La polémique autour du projet de FIFA Forward Enterprise continue de s’étendre. Après les critiques de l’UEFA et de la Concacaf, la Confédération asiatique de football (AFC) a publié un communiqué dans lequel elle regrette de ne pas avoir été consultée avant l’annonce de la FIFA. L’instance asiatique estime qu’« une question d’une telle importance » n’aurait pas dû être rendue publique avant que « la famille AFC n’ait eu l’occasion de l’examiner et d’en discuter par le biais des voies de gouvernance appropriées et établies ». Si elle reconnaît « l’importance d’explorer des approches novatrices pour consolider l’avenir du football mondial », elle insiste sur le fait qu’un projet d’une telle ampleur doit reposer sur « les principes de bonne gouvernance, de transparence et de consultation constructive ».

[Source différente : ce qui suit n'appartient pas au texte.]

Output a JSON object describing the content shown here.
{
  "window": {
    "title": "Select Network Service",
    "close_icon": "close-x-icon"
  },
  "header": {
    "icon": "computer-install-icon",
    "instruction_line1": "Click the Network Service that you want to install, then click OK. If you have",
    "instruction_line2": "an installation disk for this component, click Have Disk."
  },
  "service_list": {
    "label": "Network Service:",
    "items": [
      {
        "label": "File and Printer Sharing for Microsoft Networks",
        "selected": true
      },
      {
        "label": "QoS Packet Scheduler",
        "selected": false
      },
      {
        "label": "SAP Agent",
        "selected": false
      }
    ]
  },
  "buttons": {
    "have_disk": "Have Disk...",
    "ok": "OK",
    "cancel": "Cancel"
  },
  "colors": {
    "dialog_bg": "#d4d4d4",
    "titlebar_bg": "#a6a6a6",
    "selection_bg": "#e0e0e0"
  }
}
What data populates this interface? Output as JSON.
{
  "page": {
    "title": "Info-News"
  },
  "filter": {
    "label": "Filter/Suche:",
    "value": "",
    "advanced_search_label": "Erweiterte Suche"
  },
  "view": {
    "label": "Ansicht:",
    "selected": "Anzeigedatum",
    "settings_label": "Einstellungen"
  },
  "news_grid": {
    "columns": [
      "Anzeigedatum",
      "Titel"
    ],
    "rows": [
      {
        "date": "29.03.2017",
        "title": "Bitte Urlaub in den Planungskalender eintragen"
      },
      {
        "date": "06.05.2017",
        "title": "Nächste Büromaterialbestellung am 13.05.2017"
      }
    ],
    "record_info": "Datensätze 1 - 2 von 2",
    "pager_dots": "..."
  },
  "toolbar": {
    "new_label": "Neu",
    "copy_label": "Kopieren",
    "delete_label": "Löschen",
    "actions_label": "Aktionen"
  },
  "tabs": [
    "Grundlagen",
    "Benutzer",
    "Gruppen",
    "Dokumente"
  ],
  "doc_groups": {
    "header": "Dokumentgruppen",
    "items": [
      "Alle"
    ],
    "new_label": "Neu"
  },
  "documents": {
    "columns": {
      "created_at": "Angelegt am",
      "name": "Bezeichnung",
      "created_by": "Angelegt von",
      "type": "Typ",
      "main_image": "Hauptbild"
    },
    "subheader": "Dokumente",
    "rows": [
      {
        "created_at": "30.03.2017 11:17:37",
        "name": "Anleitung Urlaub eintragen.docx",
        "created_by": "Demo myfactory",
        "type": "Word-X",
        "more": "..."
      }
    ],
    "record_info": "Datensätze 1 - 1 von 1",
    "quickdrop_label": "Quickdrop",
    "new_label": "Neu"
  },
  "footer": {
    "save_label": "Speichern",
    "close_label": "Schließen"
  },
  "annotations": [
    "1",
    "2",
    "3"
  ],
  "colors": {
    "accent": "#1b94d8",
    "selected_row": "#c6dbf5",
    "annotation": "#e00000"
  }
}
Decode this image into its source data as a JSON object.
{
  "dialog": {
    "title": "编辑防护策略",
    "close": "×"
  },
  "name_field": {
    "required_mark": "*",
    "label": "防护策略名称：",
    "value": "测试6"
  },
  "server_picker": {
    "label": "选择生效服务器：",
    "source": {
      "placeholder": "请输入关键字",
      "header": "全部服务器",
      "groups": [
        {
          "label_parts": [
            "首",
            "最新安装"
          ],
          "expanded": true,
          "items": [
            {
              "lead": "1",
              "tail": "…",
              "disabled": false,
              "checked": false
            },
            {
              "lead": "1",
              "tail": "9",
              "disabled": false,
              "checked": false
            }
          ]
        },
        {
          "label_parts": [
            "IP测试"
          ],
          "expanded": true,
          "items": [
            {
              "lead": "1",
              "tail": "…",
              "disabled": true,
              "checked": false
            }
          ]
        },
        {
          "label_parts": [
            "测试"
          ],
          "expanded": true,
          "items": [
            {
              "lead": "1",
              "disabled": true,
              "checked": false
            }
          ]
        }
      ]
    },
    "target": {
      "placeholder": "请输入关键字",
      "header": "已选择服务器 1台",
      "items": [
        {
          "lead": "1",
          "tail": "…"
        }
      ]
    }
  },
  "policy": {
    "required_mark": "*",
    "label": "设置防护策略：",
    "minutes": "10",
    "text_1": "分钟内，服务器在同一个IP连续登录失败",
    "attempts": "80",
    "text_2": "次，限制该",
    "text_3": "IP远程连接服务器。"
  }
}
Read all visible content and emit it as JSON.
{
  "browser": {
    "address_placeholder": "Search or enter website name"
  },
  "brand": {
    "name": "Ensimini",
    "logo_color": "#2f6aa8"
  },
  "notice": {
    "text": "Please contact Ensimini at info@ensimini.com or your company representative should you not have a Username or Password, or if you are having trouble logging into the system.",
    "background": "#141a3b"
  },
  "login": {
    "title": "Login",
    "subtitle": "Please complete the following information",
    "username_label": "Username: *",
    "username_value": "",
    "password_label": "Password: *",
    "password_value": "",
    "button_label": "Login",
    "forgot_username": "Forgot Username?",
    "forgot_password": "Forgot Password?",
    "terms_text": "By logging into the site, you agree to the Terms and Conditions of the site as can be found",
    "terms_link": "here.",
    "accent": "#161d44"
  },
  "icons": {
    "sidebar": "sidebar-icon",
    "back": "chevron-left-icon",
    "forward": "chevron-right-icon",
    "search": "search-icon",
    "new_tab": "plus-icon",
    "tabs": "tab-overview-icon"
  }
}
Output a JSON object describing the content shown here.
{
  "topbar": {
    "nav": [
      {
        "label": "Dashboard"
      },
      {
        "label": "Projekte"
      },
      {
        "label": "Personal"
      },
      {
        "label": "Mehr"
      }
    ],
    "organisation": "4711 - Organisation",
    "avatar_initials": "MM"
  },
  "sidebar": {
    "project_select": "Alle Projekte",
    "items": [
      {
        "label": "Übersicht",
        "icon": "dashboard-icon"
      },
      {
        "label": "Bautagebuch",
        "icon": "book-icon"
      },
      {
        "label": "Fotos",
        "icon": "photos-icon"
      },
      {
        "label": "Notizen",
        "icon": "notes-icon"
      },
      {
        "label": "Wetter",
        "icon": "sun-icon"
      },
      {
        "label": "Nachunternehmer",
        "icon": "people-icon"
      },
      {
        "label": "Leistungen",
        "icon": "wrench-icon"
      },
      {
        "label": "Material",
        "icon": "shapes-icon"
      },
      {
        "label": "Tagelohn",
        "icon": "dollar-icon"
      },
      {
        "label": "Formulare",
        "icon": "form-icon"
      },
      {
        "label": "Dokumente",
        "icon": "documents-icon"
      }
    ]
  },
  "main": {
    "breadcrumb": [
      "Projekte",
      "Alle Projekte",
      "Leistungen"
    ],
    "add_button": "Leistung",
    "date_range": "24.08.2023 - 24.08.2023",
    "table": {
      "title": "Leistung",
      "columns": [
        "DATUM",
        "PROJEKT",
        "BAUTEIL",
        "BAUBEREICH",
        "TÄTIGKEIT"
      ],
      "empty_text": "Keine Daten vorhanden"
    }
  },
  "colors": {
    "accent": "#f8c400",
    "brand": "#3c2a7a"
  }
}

L’AFC demande également davantage de temps et d’informations avant toute prise de décision. Elle estime que « toutes les parties prenantes doivent disposer d’informations suffisantes et d’un délai adéquat pour évaluer pleinement la proposition », notamment ses conséquences « en matière de gouvernance, juridiques, commerciales et stratégiques ». Selon la confédération, un tel processus est indispensable afin de garantir que toute décision « reflète les intérêts collectifs de la communauté mondiale du football » et « renforce la confiance dans le cadre de gouvernance de la FIFA ».